Aos que ainda não entraram com ação, mas estão perto de completar os 10 anos de recebimento da primeira aposentadoria, é preciso atenção para não correr o risco da decadência de direito, que é o prazo fatal para o pedido na Justiça.

Se o segurado tem certeza que não corre o risco da decadência e acha que a inclusão dos períodos anteriores a 1994 podem melhorar sua aposentadoria, deve organizar os documentos e fazer os cálculos.

Valores chegam a R$ 20 mil

Além de ter o benefício revisado, aumentando o valor mensal, o segurado que pedir a revisão receberá os atrasados dos últimos 5 anos, ressalta Badari. Ele afirma que a maioria de atrasados tem valores entre R$ 10 e R$ 20 mil.

O advogado dá como exemplo um aposentado que ganha R$ 2 mil por mês. Se ele ganhar a revisão da vida toda e o benefício dele subir para R$ 2.400, os R$ 400 de diferença que ele perdeu a cada mês serão multiplicados por 5 anos, ou seja, 60 meses, o que dará R$ 24 mil, mais juros e correção.

Para o valor é contabilizado ainda o tempo que durar o processo. Se durou, por exemplo, dois anos, os R$ 400 são multiplicados por 24 meses, o que dá R$ 9.600, mais juros e correção.

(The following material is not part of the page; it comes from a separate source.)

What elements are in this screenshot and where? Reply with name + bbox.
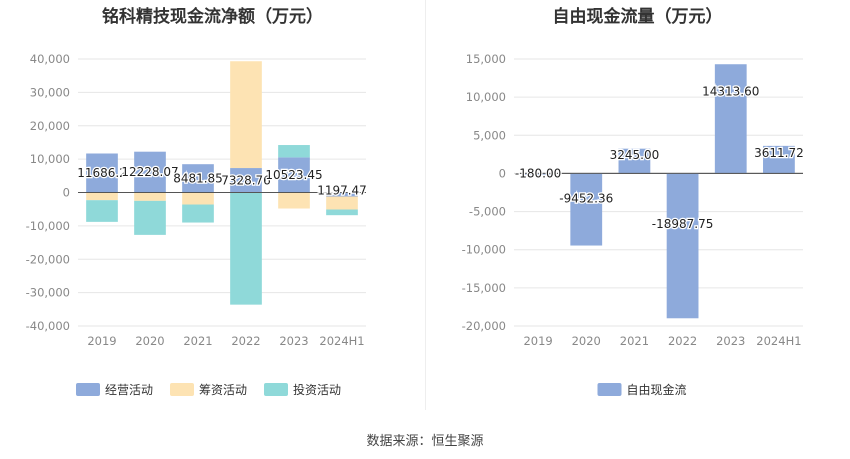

Revisão não é para todo mundo

Diego Cherulli, vice-presidente do Instituto Brasileiro de Direito Previdenciário (IBDP), alerta que não é todo mundo que será beneficiado por essa revisão, uma vez confirmada pelo STF. “Ela se aplica para alguns casos específicos como, por exemplo, quem trabalhou contribuindo pelo teto até 1994, saiu desse emprego e acabou recolhendo pelo mínimo ou em valor menor”, explica.

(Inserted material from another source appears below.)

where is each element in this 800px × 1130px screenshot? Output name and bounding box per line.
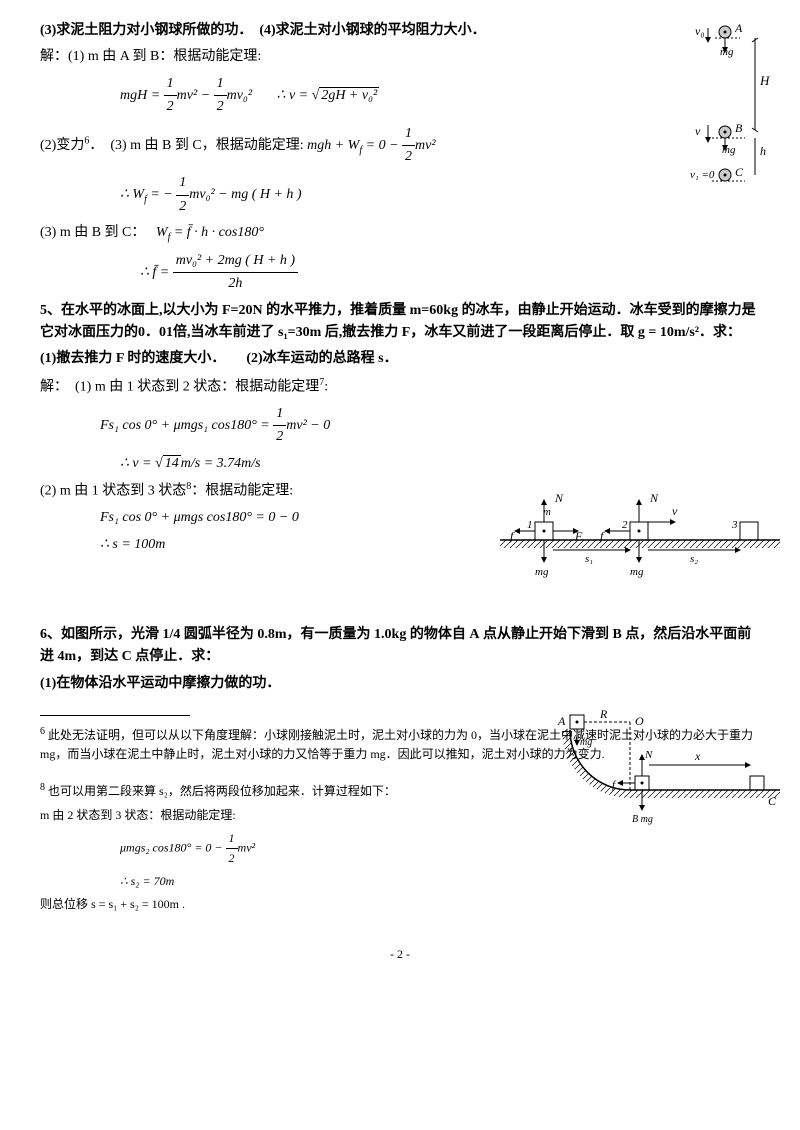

Na vida laboral é comum que o salário do trabalhador suba gradativamente ao longo da vida, em razão até mesmo da maior experiência adquirida. Por esse motivo, a “revisão da vida toda” não se aplica para qualquer pessoa. Ela vale, por exemplo, para pessoas que começaram a trabalhar recebendo mais e, ao longo dos anos, foram para empregos que trouxeram uma renda menor. Ou seja, não vale para o aposentado há menos de 10 anos cujo valor da renda não caiu. Por isso, é importante fazer os cálculos antes de ir à Justiça. Em muitos casos, o valor do benefício pode diminuir com a revisão.

“Jamais peça revisão sem fazer cálculos para avaliar se de fato haverá aumento do seu benefício”, alerta Priscila Arraes Reino.

Segundo Cherulli, para saber se vale a pena entrar com a ação, é importante simular o cálculo com a ajuda de um especialista para saber o que é mais vantajoso: o cálculo do INSS ou o cálculo com todo o período contributivo. “Quem tem baixos salários anteriores a julho de 1994 costuma não obter vantagem econômica na revisão”, aponta.

Entenda a ‘revisão da vida toda’

Tudo começou com a Lei 9.876/99 que modificou a regra de cálculo para os benefícios, entre eles as aposentadorias. Antes desta lei, todos os benefícios eram concedidos com base nas últimas 36 contribuições existentes nos últimos 48 meses antes do pedido de aposentadoria.

Foram criadas, então, duas regras, a definitiva e a regra de transição. Na regra de transição, utilizada para o cálculo de todos os benefícios de quem já estava contribuindo com o INSS antes da nova regra, só deveriam ser considerados os salários de contribuição a partir de julho de 1994.

Por outro lado, a regra de cálculo definitiva, válida para quem entrasse no INSS depois, previa a inclusão de todos os salários de contribuição de toda a vida para cálculo de benefícios.

INSS, desde então, sempre considerou somente as contribuições de julho de 1994 para a concessão de todos os benefícios.

Segurados dentro da regra de transição que teriam um benefício maior caso estivessem dentro da regra definitiva passaram a pedir na Justiça a revisão dos benefícios, solicitando a utilização da regra de cálculo definitiva e não de transição.

Em dezembro de 2019, o Superior Tribunal de Justiça (STJ) decidiu que era possível a aplicação da regra definitiva e não a regra transitória de cálculo, caso resultasse em benefício mais vantajoso ao segurado.

Depois do julgamento do STJ, faltava somente o julgamento do STF para colocar um ponto final na espera dos milhares de segurados que aguardam com seus processos de revisão parados.